Virar a maré exigirá a confluência de uma série de fatores.

A compreensão dominante da relação da humanidade com a natureza sustenta seu comportamento coletivo em relação ao mundo natural.

Com relação ao mutualismo da existência, os escritos bahá'ís nos encorajam: 

Reflita sobre as realidades internas do universo, as sabedorias secretas envolvidas, os enigmas, as inter-relações, as regras que governam tudo.

Pois cada parte do universo está conectada com todas as outras partes por laços que são muito poderosos e não admitem desequilíbrio.

A ecologia, o estudo das relações, conexões e interações entre organismos e seu ambiente, confirma que a biodiversidade sustenta o funcionamento dos ecossistemas e a produção de serviços ecossistêmicos, como produção de safras, polinização, purificação de água, proteção costeira e regulação climática — serviços essenciais para o bem-estar e o florescimento humano. 

Variáveis sociais, culturais, econômicas, tecnológicas, institucionais e ecológicas interagem de maneiras complexas que impulsionam declínios globais na natureza.

Dada a complexidade das interações desses sistemas socioecológicos, é difícil prever, planejar e gerenciar as repercussões da perda de biodiversidade e da degradação dos sistemas naturais.

Considere, por exemplo, o problema das cascatas ecológicas em que a perda de uma espécie-chave pode perturbar um ecossistema inteiro e pode levar à perda de outras espécies e, às vezes, ao colapso de um ecossistema inteiro, de maneiras que muitas vezes são mal compreendidas.

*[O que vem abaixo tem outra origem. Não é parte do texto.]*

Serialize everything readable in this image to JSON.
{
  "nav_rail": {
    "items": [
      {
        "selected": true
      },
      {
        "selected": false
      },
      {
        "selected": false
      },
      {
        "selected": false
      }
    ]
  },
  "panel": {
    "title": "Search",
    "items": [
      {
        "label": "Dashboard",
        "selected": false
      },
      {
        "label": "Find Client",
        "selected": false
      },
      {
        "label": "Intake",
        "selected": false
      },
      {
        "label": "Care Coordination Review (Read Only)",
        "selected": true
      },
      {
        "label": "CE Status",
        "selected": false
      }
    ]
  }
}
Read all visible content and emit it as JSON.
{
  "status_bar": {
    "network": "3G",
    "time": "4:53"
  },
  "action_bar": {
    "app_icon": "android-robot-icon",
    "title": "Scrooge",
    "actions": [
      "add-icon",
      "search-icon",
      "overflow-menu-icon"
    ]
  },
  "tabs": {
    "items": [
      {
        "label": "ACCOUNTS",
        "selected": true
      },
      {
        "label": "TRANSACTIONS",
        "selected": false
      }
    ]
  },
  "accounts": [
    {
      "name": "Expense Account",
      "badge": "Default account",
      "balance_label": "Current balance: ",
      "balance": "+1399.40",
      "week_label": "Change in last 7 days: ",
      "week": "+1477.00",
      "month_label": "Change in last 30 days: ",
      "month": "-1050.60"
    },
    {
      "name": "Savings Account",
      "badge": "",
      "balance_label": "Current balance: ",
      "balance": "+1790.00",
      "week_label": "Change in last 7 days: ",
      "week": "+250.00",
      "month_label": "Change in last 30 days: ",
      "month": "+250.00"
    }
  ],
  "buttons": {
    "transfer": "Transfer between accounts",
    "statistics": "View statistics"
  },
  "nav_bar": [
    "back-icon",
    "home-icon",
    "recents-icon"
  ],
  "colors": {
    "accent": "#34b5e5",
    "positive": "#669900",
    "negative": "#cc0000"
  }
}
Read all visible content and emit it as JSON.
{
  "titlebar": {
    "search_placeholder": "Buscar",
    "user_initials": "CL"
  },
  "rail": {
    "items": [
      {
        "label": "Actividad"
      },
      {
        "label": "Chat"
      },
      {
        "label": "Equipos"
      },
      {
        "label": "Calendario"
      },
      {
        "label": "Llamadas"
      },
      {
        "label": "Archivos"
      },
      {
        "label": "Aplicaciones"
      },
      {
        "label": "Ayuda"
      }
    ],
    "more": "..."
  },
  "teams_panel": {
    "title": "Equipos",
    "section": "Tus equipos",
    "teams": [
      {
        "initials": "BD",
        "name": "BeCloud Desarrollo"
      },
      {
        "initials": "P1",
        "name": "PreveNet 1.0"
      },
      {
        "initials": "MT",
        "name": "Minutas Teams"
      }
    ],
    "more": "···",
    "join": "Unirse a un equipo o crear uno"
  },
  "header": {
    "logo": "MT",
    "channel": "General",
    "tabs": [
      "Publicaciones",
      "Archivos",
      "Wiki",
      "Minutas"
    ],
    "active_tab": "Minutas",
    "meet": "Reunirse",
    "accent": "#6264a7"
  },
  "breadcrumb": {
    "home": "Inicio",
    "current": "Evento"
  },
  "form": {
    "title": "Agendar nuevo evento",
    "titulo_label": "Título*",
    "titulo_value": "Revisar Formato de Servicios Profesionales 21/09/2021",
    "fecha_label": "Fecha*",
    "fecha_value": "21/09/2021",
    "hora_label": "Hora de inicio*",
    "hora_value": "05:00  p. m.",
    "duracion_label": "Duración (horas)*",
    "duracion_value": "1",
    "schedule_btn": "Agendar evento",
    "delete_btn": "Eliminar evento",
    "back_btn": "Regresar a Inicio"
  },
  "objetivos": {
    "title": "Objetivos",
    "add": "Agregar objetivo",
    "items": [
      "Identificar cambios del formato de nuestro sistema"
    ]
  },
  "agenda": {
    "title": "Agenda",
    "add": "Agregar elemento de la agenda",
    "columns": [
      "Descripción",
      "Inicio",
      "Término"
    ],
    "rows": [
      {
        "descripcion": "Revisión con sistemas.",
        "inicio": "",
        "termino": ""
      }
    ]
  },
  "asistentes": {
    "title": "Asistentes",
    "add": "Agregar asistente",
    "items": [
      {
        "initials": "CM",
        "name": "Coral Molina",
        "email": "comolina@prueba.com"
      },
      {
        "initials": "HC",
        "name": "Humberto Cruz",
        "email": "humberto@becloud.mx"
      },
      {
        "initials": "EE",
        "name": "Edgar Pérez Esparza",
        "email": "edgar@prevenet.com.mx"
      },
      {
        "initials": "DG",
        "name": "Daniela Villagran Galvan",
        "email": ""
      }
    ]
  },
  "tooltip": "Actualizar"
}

Por exemplo, a remoção de lobos do Parque Nacional de Yellowstone no início do século XX levou a uma superpopulação de alces, que por sua vez pastavam excessivamente árvores jovens e vegetação.

Esse pastoreio excessivo causou um declínio significativo nas populações de castores, que dependem de árvores para construir represas, e até mesmo alterou o fluxo dos rios.

A reintrodução de lobos décadas depois foi um de uma rede de fatores que contribuíram para a restauração do equilíbrio, demonstrando as conexões intrincadas dentro dos ecossistemas que podem se desfazer quando espécies-chave são perdidas.

Uma vez que as cascatas são colocadas em movimento, geralmente há atrasos de tempo antes que os pontos de inflexão sejam atingidos e os efeitos relacionados sejam sentidos.

Os sintomas da transgressão desses pontos de inflexão geralmente se manifestam nos efeitos sobre as economias que dependem do funcionamento saudável dos ecossistemas para garantir um fluxo sustentado de bens e serviços. Indivíduos, instituições e comunidades precisam desenvolver a capacidade de navegar na imprevisibilidade inerente desses sistemas de maneiras que sejam boas para a natureza e as pessoas. 

O reconhecimento dessas interações e relacionamentos levanta muitas questões: Como nossa relação individual com a natureza pode ser repensada para criar um futuro mais sustentável?

Como a volição coletiva pode ser aproveitada para preservar e restaurar sistemas naturais?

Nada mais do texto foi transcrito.